FORT BRAGG, N.C. (AP) - In the past six weeks, the wives of four Fort Bragg soldiers have been slain, two of them from Ohio.

In all four cases, their husbands are accused of killing them, investigators said. Three of the men were special operations soldiers who had been deployed to Afghanistan.

The slayings have shaken this military community, and Fort Bragg officials say they are trying to determine whether the hardships of military life -- made worse by the stress of wartime deployments -- contributed.

"One case of child abuse or spouse abuse or one homicide is one too many, and it's a continuous effort on all our parts to do as much as we can to prevent it from happening again," said Col. Tad Davis, Fort Bragg's garrison commander.

The string of family deaths started June 11. Fayetteville police said that was when Sgt. 1st Class Rigoberto Nieves -- a soldier in the 3rd Special Forces Group who had been back from Afghanistan just two days -- shot his wife, Teresa, and then himself in their bedroom.

Officials say Nieves had requested leave to resolve personal problems.

Sheriff's investigators said Jennifer Wright was strangled June 29. Her husband, Master Sgt. William Wright of the 96th Civil Affairs Battalion, reported her missing two days later. Then on July 19, he led investigators to her body in Hoke County and was charged with murder.

Wright, who had been back from Afghanistan about a month, had moved out of his house and was living in the barracks.

The couple met in high school in Mason, Ohio, about 30 miles north of Cincinnati. They married shortly after Jennifer graduated.

Her father, Archie Watson, said the Wrights had talked recently about divorce. Jennifer had grown tired of military life, her father said, but William Wright was reluctant to let her go.

On the same day Wright was arrested, Sgt. 1st Class Brandon Floyd shot his wife, Andrea, a native of Alliance, Ohio, then killed himself in their Stedman home.

The Fayetteville Observer reported Floyd was a member of Delta Force, the secretive anti-terrorism unit based at Fort Bragg. He returned from Afghanistan in January, officials said. The couple's three children were in Ohio visiting relatives at the time of the deaths.

In the fourth case, Army Sgt. Cedric Ramon Griffin, 28, was charged with first-degree murder, two counts of attempted first-degree murder and first-degree arson in the July 9 death of his wife, Cumberland County Sheriff Moose Butler said.

Marilyn Griffin, 32, was found dead in the burning home. Her two children escaped the fire.

"It's very much a tragedy," said Maj. Gary Kolb, a spokesman for the U.S. Army Special Operations Command, to which Nieves, Wright and Floyd were all assigned. "I wish it would be easy enough to pinpoint one thing and say, 'This will never happen again.'

"Each one needs to be looked at individually, and we need to let soldiers know there are resources out there to help him solve his problems."
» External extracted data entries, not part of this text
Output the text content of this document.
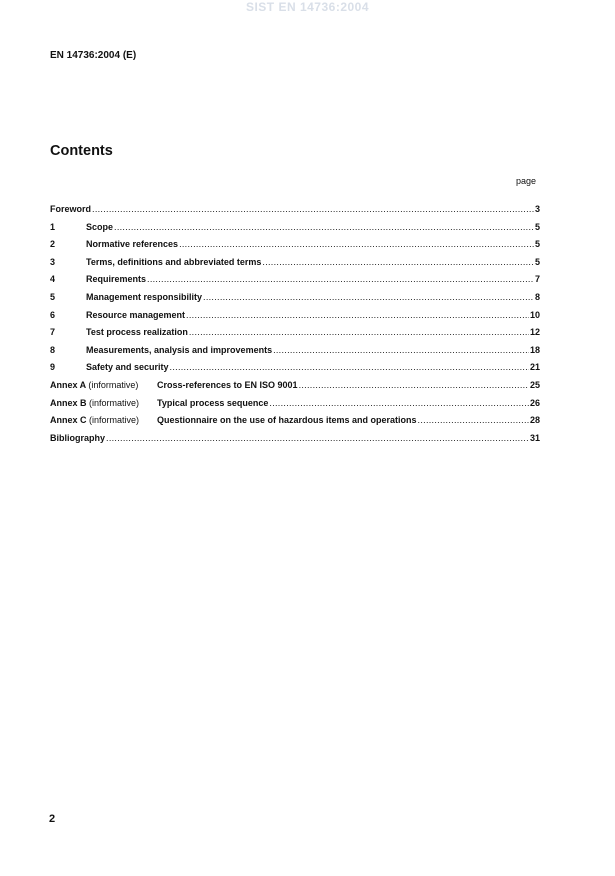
SIST EN 14736:2004
EN 14736:2004 (E)
Contents
page
Foreword .....	3
1	Scope .....	5
2	Normative references .....	5
3	Terms, definitions and abbreviated terms .....	5
4	Requirements .....	7
5	Management responsibility .....	8
6	Resource management .....	10
7	Test process realization .....	12
8	Measurements, analysis and improvements .....	18
9	Safety and security .....	21
Annex A (informative)	Cross-references to EN ISO 9001 .....	25
Annex B (informative)	Typical process sequence .....	26
Annex C (informative)	Questionnaire on the use of hazardous items and operations .....	28
Bibliography .....	31
2
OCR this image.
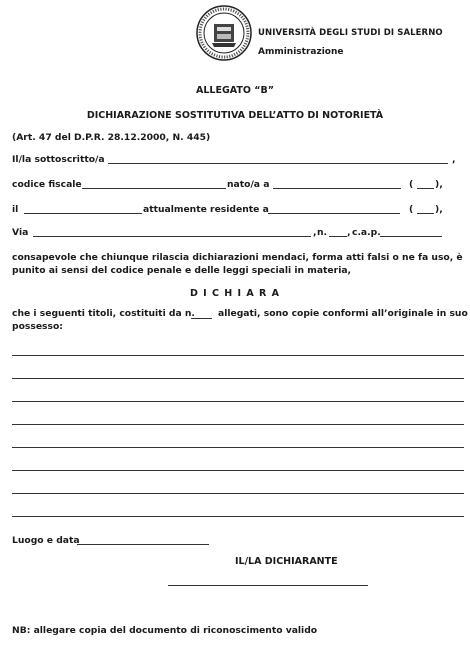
UNIVERSITÀ DEGLI STUDI DI SALERNO
Amministrazione
ALLEGATO “B”
DICHIARAZIONE SOSTITUTIVA DELL’ATTO DI NOTORIETÀ
(Art. 47 del D.P.R. 28.12.2000, N. 445)
Il/la sottoscritto/a	,
codice fiscale	nato/a a	( ),
il	attualmente residente a	( ),
Via	, n. , c.a.p.
consapevole che chiunque rilascia dichiarazioni mendaci, forma atti falsi o ne fa uso, è
punito ai sensi del codice penale e delle leggi speciali in materia,
D I C H I A R A
che i seguenti titoli, costituiti da n.	allegati, sono copie conformi all’originale in suo
possesso:
Luogo e data
IL/LA DICHIARANTE
NB: allegare copia del documento di riconoscimento valido
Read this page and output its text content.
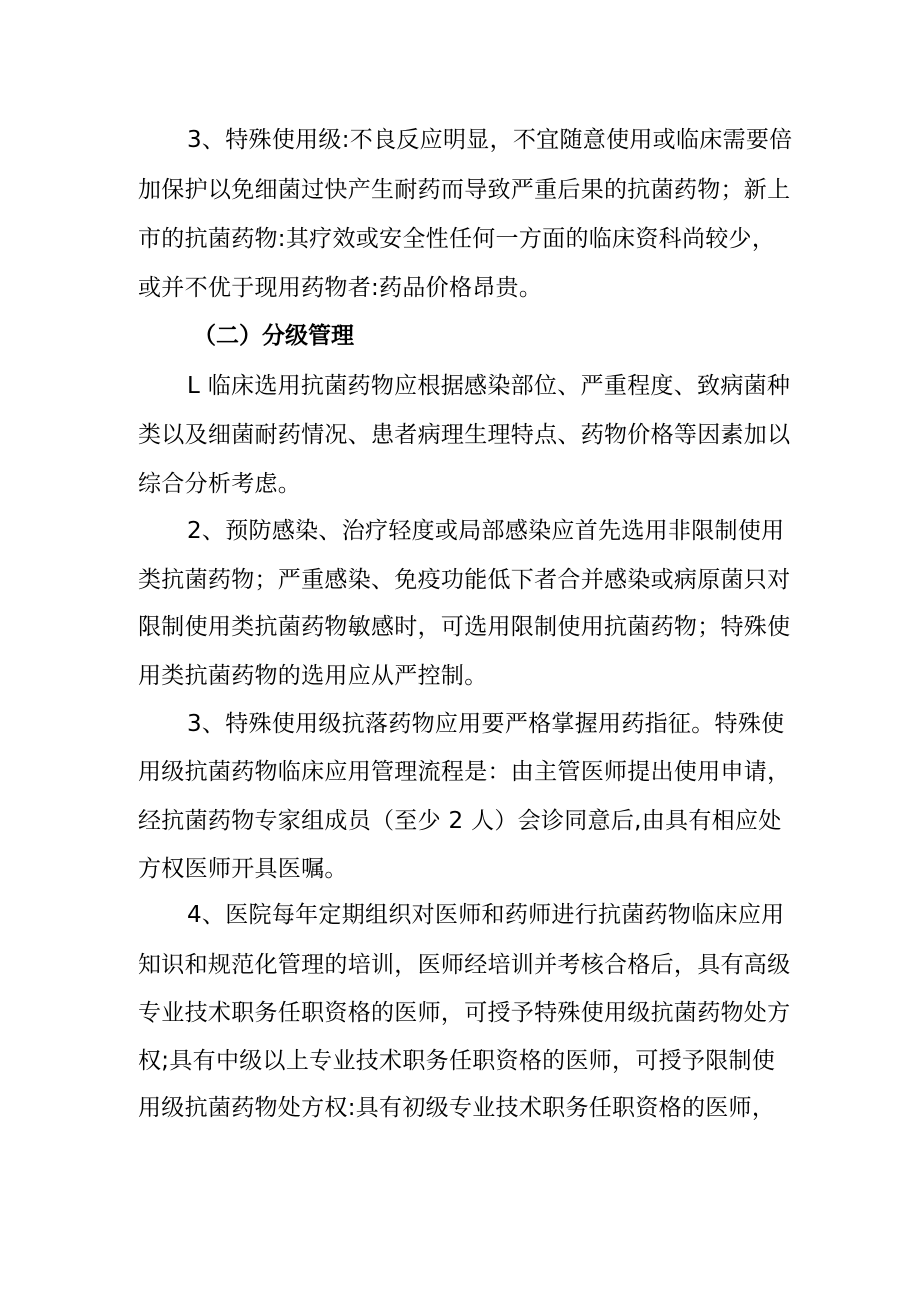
3、特殊使用级:不良反应明显，不宜随意使用或临床需要倍
加保护以免细菌过快产生耐药而导致严重后果的抗菌药物；新上
市的抗菌药物:其疗效或安全性任何一方面的临床资科尚较少，
或并不优于现用药物者:药品价格昂贵。
（二）分级管理
L 临床选用抗菌药物应根据感染部位、严重程度、致病菌种
类以及细菌耐药情况、患者病理生理特点、药物价格等因素加以
综合分析考虑。
2、预防感染、治疗轻度或局部感染应首先选用非限制使用
类抗菌药物；严重感染、免疫功能低下者合并感染或病原菌只对
限制使用类抗菌药物敏感时，可选用限制使用抗菌药物；特殊使
用类抗菌药物的选用应从严控制。
3、特殊使用级抗落药物应用要严格掌握用药指征。特殊使
用级抗菌药物临床应用管理流程是：由主管医师提出使用申请，
经抗菌药物专家组成员（至少 2 人）会诊同意后,由具有相应处
方权医师开具医嘱。
4、医院每年定期组织对医师和药师进行抗菌药物临床应用
知识和规范化管理的培训，医师经培训并考核合格后，具有高级
专业技术职务任职资格的医师，可授予特殊使用级抗菌药物处方
权;具有中级以上专业技术职务任职资格的医师，可授予限制使
用级抗菌药物处方权:具有初级专业技术职务任职资格的医师，
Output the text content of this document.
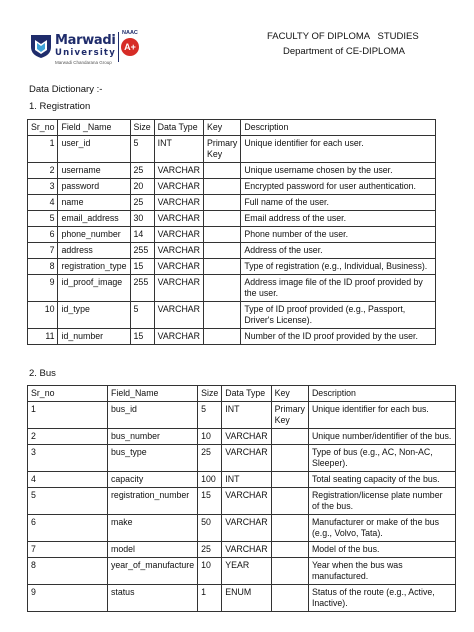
Marwadi
University
Marwadi Chandarana Group
NAAC
A+
FACULTY OF DIPLOMA   STUDIES
Department of CE-DIPLOMA
Data Dictionary :-
1. Registration
Sr_no	Field _Name	Size	Data Type	Key	Description
1	user_id	5	INT	Primary Key	Unique identifier for each user.
2	username	25	VARCHAR		Unique username chosen by the user.
3	password	20	VARCHAR		Encrypted password for user authentication.
4	name	25	VARCHAR		Full name of the user.
5	email_address	30	VARCHAR		Email address of the user.
6	phone_number	14	VARCHAR		Phone number of the user.
7	address	255	VARCHAR		Address of the user.
8	registration_type	15	VARCHAR		Type of registration (e.g., Individual, Business).
9	id_proof_image	255	VARCHAR		Address image file of the ID proof provided by the user.
10	id_type	5	VARCHAR		Type of ID proof provided (e.g., Passport, Driver's License).
11	id_number	15	VARCHAR		Number of the ID proof provided by the user.
2. Bus
Sr_no	Field_Name	Size	Data Type	Key	Description
1	bus_id	5	INT	Primary Key	Unique identifier for each bus.
2	bus_number	10	VARCHAR		Unique number/identifier of the bus.
3	bus_type	25	VARCHAR		Type of bus (e.g., AC, Non-AC, Sleeper).
4	capacity	100	INT		Total seating capacity of the bus.
5	registration_number	15	VARCHAR		Registration/license plate number of the bus.
6	make	50	VARCHAR		Manufacturer or make of the bus (e.g., Volvo, Tata).
7	model	25	VARCHAR		Model of the bus.
8	year_of_manufacture	10	YEAR		Year when the bus was manufactured.
9	status	1	ENUM		Status of the route (e.g., Active, Inactive).
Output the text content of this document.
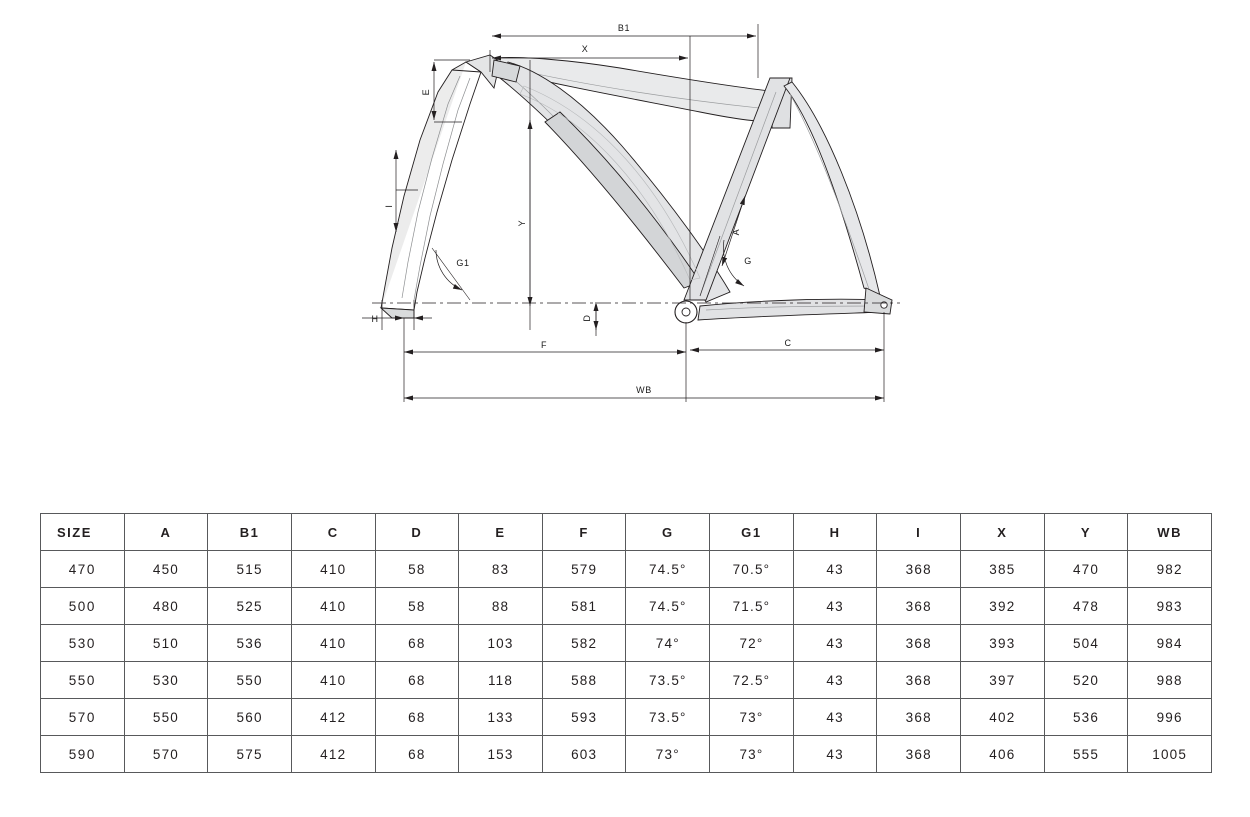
B1
X
E
I
Y
A
G
G1
H	D
F	C
WB
SIZE	A	B1	C	D	E	F	G	G1	H	I	X	Y	WB
470	450	515	410	58	83	579	74.5°	70.5°	43	368	385	470	982
500	480	525	410	58	88	581	74.5°	71.5°	43	368	392	478	983
530	510	536	410	68	103	582	74°	72°	43	368	393	504	984
550	530	550	410	68	118	588	73.5°	72.5°	43	368	397	520	988
570	550	560	412	68	133	593	73.5°	73°	43	368	402	536	996
590	570	575	412	68	153	603	73°	73°	43	368	406	555	1005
Kolb said the Special Operations Command will look at the programs in place to help soldiers.

"We're not looking to blame anyone for anything," he said.

Chaplains provide spiritual guidance and counseling to soldiers on deployments, he said. Before soldiers return home, chaplains talk to both solider and spouse about making the transition back to home life.

Kolb says he questions any attempt to link the family killings to Afghanistan.

"Can you say that going to Afghanistan caused this?" he said. "It's a reach."

Fort Bragg is the Army's headquarters for Special Forces and special operations soldiers, and hundreds have been deployed in the fight against terrorism.

Yvonne Qualantone, president of the 3rd Special Forces Group's Family Readiness Group, a support group for the unit's families, said her phone has been ringing a lot since the killings.

Since the killings, she said, some women who have been having marital problems have called wanting where they can turn before things get worse.

"We're giving our chaplains a run for their money," she said. "And just kind of leaving the lines open so we have people to contact."

Qualantone said that having husbands in Special Forces is hard on wives, and they learn to be self-sufficient. "I think it takes a stronger woman than most," she said. "Because you are on your own quite a bit."